Emilia scrabbled back away from the walls and into the surface behind her.
“Stop it, you’re gonna mess up my illusion.” Mirabel hissed at Emilia, but terror had wrapped its fist around Emilia’s heart. That trapped person, monster, or being, had looked at her, through the magic Mirabel motioned and through the same transparent wall Boris acted so confident of.
“Please let me out of here…” Emilia’s words sounded desperate to her own ears, but her pulse shot into the red as Boris and Joshua both turned to look at her.
“What in name of every archangel?” The words left Joshua’s lips as the wall behind Emilia faded.
Magical chanting followed her down the hallway as she chased after the lights on the floor that Emilia was certain pointed the way out of the spire. Ignoring the chanting as best she could, she scrabbled on all fours as the green light faded and the black stone maw opened to allow her escape.

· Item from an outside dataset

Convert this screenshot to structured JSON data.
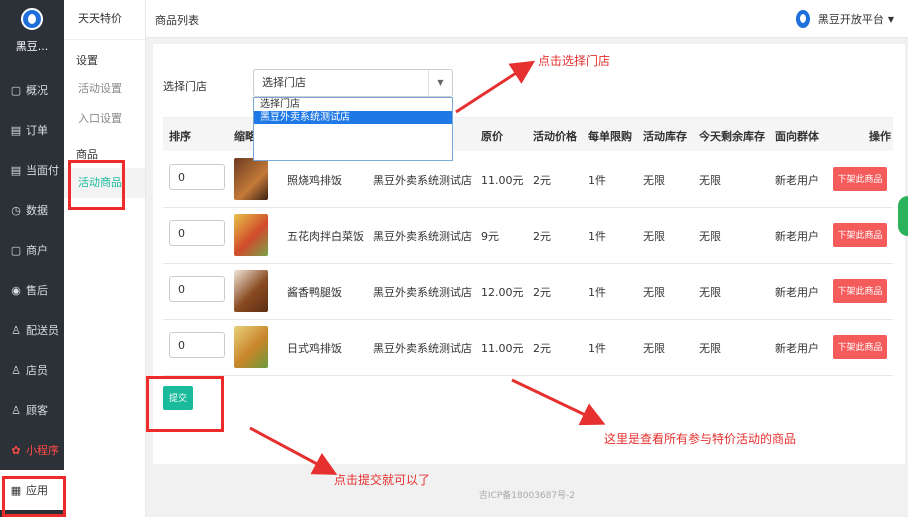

“Oh fuck…” Emilia repeated herself as she ran smack into Betsy, who’d been crouched outside.
“Em! What the hell?”
Mirabel shot between them, “less yacking and more fleeing! They’re coming you two idiots!”
Emilia grabbed Betsy in arms that had never once been strong enough to carry the other woman before and lifted her one handed. Mirabel screamed out a renewed chant and then directed their panicked flight out from the open and into the forest beyond.